What is the difference between a Funeral Service and a Memorial Service?
It may just be semantics but if a funeral home knows the proper terminology, they might as well use it and the public might as well know what it is, right? A Funeral Service implies that the body will be present for the service, so one can expect to see a casket. A Memorial Service should let the attendee know that the body will not be present for the service. Cremated remains can be at a Memorial Service, but the public should not expect any viewing of a body or going to a cemetery afterwards. Of course, there can always be exceptions. Sometimes someone will read where a there will be a Memorial Service at the Funeral Home and immediately following there will be an inurnment at a local cemetery. In this case, the service would be held but the public would still be invited to the cemetery for the burial of the ashes or to be inurned in a columbarium at the cemetery.
A lot of churches are beginning to have their own columbarium’s for ashes. A columbarium is a niche or group of small spaces to house cremains. Some are above ground, and some are in the ground, but they are prefabricated small crypts for ashes.
If Funeral Homes can educate the public with industry jargon, hopefully the public will know what to expect when they attend the Service. Cremation is becoming more and more popular and is currently done by a majority of families for their loved one, in the United States. Many people create focal points where the casket once was at a church or Funeral Home Chapel.

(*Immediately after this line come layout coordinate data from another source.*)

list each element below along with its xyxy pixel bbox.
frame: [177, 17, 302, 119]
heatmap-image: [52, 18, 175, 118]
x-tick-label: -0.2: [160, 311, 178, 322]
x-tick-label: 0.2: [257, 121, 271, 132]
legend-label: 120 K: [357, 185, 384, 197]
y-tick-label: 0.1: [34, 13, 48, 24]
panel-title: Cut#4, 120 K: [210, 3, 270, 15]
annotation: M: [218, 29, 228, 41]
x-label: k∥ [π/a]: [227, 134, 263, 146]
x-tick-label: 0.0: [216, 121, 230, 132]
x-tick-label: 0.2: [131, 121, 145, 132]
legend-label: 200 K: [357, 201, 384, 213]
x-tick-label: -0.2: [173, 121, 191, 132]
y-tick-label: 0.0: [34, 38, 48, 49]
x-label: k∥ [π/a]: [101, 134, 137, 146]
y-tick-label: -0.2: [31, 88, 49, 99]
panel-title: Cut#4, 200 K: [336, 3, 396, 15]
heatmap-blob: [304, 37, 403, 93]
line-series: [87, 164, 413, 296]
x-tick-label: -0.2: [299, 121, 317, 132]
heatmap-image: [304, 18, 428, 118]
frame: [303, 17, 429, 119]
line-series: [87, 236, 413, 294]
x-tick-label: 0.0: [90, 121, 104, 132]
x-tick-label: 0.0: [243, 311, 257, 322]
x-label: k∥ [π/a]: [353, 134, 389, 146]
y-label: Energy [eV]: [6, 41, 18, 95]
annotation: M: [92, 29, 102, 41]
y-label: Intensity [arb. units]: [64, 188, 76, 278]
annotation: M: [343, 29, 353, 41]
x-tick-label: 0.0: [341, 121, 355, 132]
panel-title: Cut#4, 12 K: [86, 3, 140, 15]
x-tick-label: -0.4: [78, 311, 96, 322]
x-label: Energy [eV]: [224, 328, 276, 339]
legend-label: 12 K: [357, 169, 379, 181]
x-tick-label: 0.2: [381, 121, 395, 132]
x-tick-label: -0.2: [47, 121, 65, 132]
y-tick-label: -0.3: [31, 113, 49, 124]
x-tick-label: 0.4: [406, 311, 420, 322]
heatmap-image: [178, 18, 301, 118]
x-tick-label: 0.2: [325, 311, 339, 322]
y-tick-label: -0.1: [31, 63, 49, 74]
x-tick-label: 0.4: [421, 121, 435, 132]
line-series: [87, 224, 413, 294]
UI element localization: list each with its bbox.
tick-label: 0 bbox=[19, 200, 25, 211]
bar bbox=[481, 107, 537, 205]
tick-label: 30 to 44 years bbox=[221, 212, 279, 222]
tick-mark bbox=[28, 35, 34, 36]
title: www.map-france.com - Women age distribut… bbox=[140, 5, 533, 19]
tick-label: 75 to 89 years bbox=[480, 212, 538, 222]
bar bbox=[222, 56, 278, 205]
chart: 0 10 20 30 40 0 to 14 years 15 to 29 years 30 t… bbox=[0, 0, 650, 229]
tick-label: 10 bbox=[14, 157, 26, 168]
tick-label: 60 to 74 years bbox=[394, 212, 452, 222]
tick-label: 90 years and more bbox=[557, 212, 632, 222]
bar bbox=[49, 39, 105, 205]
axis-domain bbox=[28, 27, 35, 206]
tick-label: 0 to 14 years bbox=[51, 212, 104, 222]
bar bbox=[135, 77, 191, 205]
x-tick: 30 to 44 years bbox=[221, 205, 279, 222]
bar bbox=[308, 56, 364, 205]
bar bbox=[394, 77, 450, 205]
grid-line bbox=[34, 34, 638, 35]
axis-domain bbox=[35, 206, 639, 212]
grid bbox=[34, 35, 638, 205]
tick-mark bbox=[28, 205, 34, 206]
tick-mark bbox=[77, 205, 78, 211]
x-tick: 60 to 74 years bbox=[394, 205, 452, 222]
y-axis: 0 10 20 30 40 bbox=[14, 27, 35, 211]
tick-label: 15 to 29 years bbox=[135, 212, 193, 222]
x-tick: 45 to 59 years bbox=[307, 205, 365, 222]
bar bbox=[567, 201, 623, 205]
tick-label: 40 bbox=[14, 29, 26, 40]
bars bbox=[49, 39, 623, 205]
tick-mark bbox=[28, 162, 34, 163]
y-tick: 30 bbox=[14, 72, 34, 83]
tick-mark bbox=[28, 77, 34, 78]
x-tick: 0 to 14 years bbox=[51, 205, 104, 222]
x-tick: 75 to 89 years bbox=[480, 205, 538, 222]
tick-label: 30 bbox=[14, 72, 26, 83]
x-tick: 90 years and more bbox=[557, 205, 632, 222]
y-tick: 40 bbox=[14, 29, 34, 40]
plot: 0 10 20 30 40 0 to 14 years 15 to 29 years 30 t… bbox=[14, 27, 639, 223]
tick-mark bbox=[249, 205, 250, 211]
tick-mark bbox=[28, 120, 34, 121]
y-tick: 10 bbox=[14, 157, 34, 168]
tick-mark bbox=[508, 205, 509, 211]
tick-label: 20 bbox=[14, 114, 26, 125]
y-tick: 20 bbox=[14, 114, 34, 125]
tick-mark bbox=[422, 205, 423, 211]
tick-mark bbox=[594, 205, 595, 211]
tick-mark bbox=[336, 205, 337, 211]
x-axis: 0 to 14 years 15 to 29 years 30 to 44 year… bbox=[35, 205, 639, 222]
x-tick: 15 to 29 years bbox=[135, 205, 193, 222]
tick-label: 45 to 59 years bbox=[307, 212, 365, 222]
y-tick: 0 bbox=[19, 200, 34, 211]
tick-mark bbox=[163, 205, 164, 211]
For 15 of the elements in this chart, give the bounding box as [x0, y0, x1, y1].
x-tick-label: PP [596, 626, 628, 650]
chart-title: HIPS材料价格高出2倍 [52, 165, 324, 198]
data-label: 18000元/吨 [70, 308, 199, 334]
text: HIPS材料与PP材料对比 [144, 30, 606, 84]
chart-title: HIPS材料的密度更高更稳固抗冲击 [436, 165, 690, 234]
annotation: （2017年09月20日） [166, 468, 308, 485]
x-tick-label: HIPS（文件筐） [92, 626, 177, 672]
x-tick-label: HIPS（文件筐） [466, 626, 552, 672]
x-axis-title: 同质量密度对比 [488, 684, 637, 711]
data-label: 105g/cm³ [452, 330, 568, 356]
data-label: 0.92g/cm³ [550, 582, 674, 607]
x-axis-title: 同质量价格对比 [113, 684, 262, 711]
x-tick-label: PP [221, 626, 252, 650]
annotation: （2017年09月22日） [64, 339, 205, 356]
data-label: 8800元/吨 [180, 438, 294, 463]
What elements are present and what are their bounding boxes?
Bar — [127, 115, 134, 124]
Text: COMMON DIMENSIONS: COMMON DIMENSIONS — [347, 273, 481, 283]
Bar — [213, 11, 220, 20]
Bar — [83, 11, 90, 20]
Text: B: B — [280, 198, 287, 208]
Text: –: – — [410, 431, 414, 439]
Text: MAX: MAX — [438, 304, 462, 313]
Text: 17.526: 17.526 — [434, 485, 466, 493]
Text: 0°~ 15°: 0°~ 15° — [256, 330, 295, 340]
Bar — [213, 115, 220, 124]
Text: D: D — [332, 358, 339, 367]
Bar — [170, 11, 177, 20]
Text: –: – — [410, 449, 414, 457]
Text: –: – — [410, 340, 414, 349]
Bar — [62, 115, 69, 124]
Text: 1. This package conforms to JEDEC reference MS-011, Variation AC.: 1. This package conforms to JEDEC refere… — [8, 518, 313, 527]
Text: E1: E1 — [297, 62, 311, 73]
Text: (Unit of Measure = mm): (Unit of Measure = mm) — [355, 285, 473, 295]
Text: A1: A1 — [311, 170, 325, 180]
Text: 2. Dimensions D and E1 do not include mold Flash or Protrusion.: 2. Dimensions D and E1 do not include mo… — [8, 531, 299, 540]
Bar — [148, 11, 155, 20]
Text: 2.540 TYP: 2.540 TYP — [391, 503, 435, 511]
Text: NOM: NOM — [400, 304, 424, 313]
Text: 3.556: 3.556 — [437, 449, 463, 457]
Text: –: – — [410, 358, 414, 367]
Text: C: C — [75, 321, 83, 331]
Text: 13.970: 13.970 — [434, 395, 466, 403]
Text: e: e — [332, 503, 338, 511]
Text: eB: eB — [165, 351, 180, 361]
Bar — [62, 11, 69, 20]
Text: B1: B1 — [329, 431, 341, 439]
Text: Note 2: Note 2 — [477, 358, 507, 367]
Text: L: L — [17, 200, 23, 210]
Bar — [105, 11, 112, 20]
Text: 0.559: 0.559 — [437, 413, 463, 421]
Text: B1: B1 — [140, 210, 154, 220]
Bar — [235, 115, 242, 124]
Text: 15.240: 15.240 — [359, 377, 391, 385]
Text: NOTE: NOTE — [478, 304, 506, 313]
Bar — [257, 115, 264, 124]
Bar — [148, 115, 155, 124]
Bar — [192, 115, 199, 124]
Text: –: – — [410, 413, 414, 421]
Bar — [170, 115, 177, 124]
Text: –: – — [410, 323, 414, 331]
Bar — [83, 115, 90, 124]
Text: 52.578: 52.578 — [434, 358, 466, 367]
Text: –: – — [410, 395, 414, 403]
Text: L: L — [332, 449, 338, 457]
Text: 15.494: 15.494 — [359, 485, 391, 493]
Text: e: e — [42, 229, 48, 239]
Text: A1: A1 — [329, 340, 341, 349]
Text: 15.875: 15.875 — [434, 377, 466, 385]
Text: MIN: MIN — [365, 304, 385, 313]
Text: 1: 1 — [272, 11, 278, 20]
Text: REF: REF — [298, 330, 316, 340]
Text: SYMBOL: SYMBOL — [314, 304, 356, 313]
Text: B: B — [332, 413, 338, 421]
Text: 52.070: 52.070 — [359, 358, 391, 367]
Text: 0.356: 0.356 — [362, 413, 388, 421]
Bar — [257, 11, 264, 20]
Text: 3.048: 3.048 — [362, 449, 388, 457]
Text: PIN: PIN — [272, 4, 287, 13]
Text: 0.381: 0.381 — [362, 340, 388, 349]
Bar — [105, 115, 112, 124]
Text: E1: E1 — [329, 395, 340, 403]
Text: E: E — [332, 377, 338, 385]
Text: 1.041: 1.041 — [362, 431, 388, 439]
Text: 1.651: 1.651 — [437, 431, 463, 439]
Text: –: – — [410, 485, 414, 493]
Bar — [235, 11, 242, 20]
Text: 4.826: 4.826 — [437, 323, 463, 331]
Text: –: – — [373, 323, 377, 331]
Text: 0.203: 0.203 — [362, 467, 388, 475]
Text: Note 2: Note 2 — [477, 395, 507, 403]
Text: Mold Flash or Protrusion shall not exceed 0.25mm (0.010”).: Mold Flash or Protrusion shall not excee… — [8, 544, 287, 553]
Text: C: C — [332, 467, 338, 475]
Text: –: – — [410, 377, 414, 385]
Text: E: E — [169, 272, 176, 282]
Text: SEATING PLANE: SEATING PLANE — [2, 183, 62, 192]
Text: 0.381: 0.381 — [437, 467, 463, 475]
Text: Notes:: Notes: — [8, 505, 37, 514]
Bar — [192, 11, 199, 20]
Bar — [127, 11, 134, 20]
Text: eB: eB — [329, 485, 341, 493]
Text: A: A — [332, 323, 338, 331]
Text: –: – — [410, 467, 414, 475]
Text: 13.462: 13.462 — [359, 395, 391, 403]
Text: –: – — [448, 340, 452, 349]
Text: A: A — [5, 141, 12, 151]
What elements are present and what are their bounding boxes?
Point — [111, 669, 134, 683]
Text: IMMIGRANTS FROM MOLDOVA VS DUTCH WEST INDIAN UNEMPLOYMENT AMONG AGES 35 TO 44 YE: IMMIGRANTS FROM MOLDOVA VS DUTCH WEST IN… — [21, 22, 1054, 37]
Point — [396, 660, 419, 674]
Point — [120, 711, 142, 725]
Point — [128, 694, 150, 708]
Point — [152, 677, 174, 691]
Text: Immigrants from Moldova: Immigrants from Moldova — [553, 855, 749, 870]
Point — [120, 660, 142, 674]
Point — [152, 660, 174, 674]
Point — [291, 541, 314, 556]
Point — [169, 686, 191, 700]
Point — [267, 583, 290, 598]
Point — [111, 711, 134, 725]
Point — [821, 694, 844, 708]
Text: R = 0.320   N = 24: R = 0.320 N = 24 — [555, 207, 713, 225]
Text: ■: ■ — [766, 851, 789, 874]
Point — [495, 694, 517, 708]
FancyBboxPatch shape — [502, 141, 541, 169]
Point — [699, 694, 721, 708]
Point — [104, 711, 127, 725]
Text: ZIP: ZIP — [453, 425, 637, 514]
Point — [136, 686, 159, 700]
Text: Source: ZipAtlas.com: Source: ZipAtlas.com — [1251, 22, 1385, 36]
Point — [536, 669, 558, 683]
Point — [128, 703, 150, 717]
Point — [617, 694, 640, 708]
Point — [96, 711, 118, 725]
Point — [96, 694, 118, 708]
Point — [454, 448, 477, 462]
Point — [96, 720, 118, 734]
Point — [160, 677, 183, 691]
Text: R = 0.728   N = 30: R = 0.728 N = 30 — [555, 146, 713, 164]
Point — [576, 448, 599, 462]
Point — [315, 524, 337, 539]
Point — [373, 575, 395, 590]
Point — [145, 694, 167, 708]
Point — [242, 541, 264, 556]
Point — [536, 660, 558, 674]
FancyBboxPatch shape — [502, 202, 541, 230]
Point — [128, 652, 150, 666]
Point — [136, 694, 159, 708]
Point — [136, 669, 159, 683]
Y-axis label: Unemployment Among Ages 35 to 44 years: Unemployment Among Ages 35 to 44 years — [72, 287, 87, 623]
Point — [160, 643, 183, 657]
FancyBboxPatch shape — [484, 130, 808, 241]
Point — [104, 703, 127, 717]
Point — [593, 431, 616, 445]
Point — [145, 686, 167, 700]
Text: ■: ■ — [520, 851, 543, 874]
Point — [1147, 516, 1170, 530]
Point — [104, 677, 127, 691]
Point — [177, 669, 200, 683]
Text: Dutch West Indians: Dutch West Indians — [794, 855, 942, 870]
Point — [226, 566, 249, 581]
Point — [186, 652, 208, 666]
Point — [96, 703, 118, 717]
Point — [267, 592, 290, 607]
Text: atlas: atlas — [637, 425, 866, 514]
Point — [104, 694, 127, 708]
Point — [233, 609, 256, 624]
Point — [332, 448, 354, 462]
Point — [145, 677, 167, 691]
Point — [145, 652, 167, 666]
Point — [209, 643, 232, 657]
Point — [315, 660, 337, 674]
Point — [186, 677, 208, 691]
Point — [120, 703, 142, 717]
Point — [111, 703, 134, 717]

The space in front of the podium or alter and a good term that people relate to is the “focal point”. Families will have enlarged pictures, an arrangement of flowers, sometimes an Urn and other memorabilia that was important to the deceased. Fishing Poles, skis, hats, jackets, have all been used at the focal point to draw remembrance to their family’s specific love, hobby, or personality.
Veterans typically have a pre-folded flag at the focal point to draw attention to the veterans’ service to our Country. Different military groups handle the flag detail in different ways. Some will simply come down and take the flag from the easel and let taps play and then present the flag to the family. Other groups will, take the flag from the easel, unfold it, play taps, and then refold it and present it to the next of kin or whoever the next of kin dictates to receive it.
Amarillo Funeral Homes appear to use the proper language when submitting obituaries to their website, but if you ever see an Amarillo funeral home that has not termed something correctly in the obituary or on the small bulletin that is passed out at a funeral, I think you could have some light – hearted fun with them.
So, how important is terminology? We don’t know but why not be correct when we can. It is the simple nuances of the English language that make our language difficult to learn and beautiful in the same manner.
A Memorial Service does not have the body at the service, whereas, a Funeral Service does.